Kami akan mengajukan permintaan ini ke pemerintah. Mungkin sekitar 3 hari lagi hasilnya akan
terlihat. Terima kasih atas usulmu.” Om Hasnan berkata bangga kepada Lya. Lya hanya tersenyum
senang.
Tiga hari kemudian, perkataan Om Hasnan terbukti. Di surat kabar kota dan
televisi terdengar imbauan untuk menghijaukan lingkungan sekitar. Saat
perjalanan pulang dari sekolah, Lya juga melihat bego sedang mengeruk sungai kotor di dekat pemukiman padat penduduk. Lya tersenyum senang
melihatnya.
Seminggu kemudian, hasilnya sudah terlihat.
Kota Androga tampak hijau dan segar. Lya
berjalan di taman kota bersama mama. Tersenyum senang melihat polusi berkurang.
Tiba – tiba, ponsel Lya bergetar.
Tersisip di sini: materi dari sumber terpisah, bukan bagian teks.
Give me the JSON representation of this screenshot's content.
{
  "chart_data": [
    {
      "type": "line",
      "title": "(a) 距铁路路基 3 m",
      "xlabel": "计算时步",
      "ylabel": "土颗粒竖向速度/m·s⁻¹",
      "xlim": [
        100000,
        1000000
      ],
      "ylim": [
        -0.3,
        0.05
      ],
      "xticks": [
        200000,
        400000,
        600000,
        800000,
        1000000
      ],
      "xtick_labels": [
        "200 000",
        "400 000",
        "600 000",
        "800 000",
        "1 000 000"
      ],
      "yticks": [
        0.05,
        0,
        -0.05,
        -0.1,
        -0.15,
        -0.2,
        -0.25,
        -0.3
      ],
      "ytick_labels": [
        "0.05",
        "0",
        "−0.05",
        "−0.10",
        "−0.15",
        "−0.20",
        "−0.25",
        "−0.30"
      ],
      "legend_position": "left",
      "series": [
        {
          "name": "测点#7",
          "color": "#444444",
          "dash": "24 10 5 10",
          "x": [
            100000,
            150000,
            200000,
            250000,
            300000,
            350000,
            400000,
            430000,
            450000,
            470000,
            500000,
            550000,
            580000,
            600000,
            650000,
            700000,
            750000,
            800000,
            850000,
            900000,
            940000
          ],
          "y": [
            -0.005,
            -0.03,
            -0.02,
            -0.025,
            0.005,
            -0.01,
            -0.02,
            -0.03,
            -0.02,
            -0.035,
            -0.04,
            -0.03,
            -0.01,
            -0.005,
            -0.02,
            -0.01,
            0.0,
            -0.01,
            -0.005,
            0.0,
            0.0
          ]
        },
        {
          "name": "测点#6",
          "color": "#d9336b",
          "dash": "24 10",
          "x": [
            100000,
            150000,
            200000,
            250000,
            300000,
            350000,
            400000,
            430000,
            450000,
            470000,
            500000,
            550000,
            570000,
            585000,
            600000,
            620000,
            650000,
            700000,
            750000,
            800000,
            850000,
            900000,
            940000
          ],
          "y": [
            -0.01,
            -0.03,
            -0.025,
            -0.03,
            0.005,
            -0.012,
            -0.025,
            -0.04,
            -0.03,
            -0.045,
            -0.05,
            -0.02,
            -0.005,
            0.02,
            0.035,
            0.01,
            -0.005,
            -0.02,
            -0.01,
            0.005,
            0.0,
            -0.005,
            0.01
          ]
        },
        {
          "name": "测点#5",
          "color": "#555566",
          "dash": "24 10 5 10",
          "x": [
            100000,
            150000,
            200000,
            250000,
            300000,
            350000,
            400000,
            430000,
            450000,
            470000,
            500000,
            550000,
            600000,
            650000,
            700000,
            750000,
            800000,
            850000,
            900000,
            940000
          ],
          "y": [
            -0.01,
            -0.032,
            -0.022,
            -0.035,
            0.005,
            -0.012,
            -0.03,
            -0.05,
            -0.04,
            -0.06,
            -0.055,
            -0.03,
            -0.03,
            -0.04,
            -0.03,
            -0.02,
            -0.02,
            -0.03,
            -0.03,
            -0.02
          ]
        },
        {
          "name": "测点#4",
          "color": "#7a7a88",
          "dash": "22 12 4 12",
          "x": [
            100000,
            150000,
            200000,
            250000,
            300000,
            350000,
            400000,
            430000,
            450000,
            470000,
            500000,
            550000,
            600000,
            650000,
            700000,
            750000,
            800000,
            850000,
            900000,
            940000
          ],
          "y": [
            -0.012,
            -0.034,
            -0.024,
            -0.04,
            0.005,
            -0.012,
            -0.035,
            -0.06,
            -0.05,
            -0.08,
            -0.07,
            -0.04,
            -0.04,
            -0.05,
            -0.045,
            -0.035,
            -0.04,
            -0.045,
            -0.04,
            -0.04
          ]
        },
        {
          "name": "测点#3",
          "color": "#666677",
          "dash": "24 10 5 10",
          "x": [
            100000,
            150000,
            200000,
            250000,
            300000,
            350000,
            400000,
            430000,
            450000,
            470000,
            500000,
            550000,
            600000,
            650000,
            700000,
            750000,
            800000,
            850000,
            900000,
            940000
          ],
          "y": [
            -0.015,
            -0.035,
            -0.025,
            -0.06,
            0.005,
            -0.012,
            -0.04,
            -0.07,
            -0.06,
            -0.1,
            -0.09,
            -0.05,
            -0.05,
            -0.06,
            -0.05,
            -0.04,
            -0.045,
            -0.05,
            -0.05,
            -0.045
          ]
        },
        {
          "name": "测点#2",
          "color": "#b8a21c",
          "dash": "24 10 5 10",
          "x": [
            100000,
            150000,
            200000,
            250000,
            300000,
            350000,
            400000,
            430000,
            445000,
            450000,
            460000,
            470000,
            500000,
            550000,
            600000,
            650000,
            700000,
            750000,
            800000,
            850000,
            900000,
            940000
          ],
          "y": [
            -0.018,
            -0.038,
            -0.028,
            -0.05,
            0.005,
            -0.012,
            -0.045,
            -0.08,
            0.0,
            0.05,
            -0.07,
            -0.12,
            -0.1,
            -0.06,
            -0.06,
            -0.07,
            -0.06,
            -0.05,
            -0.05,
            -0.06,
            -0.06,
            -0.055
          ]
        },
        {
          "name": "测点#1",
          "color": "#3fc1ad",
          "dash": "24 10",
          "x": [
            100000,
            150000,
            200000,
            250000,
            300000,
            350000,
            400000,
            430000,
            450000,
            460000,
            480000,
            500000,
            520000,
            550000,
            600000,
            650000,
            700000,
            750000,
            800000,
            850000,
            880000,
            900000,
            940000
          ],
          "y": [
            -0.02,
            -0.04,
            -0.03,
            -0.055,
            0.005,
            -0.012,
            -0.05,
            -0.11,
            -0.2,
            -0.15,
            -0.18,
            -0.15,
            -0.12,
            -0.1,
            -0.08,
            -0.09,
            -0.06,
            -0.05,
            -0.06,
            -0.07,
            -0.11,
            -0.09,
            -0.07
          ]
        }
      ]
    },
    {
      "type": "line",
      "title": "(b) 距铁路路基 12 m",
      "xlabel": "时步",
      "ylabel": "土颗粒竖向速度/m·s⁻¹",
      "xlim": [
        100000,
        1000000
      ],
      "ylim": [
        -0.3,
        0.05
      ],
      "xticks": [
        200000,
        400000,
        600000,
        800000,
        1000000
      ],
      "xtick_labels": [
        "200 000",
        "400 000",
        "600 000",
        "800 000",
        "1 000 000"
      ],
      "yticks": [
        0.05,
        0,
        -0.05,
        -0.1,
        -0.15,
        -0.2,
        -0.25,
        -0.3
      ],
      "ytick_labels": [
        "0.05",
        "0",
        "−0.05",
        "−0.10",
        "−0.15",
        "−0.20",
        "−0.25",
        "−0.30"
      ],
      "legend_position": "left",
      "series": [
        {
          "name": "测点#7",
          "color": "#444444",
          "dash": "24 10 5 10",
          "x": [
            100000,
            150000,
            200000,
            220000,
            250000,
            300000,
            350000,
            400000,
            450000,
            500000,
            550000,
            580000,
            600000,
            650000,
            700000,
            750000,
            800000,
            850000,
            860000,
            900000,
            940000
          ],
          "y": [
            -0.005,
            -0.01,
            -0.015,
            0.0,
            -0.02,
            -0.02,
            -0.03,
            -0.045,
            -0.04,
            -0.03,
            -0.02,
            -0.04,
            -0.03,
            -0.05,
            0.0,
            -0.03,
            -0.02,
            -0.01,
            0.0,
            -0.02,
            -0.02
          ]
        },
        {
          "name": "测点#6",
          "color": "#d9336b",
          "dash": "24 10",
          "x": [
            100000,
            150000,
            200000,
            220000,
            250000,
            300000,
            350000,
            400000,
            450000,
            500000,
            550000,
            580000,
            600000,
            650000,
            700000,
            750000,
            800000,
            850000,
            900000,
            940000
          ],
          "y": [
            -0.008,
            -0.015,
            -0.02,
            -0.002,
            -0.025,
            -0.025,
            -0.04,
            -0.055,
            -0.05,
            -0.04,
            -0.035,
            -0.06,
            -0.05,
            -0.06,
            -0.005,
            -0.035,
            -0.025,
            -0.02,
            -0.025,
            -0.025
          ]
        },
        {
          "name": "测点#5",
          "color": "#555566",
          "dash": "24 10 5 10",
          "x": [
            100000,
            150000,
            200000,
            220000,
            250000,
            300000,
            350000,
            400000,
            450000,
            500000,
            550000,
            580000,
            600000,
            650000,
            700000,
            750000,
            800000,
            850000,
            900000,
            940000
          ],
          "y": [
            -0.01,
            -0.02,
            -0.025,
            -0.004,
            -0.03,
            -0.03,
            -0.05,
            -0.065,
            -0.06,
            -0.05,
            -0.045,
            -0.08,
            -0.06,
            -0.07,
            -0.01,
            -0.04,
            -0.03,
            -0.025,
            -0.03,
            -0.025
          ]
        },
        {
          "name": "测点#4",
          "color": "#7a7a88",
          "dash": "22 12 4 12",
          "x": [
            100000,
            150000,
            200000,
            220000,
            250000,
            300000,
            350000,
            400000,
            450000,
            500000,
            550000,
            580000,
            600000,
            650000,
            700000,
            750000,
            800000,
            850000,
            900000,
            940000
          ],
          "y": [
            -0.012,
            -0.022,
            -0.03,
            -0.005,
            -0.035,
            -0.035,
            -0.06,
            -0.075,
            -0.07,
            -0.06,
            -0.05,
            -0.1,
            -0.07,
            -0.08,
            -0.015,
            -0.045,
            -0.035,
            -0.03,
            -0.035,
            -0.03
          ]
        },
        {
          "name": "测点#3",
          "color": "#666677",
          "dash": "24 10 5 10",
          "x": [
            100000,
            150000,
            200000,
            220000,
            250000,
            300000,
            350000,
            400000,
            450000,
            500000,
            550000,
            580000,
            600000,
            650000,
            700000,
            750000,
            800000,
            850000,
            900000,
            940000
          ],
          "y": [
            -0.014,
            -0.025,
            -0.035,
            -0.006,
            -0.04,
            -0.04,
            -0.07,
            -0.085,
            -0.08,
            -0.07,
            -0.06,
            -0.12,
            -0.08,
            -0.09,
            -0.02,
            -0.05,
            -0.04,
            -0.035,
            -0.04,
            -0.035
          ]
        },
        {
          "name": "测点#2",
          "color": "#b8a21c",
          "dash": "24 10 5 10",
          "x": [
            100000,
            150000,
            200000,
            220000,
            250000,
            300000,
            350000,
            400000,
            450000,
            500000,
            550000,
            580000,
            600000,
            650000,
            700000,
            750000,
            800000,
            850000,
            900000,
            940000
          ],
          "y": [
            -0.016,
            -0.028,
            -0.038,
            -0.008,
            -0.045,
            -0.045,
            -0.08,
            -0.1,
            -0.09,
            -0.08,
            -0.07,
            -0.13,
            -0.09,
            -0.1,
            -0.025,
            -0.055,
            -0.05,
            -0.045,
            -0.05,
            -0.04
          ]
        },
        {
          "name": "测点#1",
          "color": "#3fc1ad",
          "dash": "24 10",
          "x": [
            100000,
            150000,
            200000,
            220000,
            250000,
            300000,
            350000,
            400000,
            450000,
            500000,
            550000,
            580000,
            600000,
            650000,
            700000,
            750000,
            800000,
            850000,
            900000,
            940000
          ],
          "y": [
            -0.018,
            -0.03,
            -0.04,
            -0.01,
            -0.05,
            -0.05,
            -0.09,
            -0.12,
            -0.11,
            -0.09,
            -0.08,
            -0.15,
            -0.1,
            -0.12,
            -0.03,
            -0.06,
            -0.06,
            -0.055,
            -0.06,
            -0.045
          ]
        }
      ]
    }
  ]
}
Pesan masuk dari Tante Hety yang memintanya
untuk segera ke markas klub. Lya segera menarik tangan mama untuk mengantarnya
ke markas klub. Sesampai di sana, markas sudah ramai oleh anggota klub. Lya kaget dan bingung karena semua orang
yang ada disana memberinya ucapan selamat. Tante Hety tersenyum sambil memeluk
Lya. “Selamat ya, sayang. Kamu telah dinobatkan menjadi Duta Lingkungan untuk
tahun ini. Dan mendapatkan sejumlah penghargaan dari pemerintah. Sore ini, kamu
akan kami antar ke Pendopo untuk penyerahan penghargaan dan peresmian Duta
Lingkungan.” Jelas Tante Hety. Tante Hety menitikkan air mata bahagia.
Begitupun dengan mama. Mama dan Tante Hetty memeluk Lya. Semua anggota klub
bertepuk tangan. “Stelliana Aulya Tiffany memang putri kecil hebat, mama.” Ucap
mama kemudian mencium Lya. Memang tidak sia – sia perjuangannya selama ini.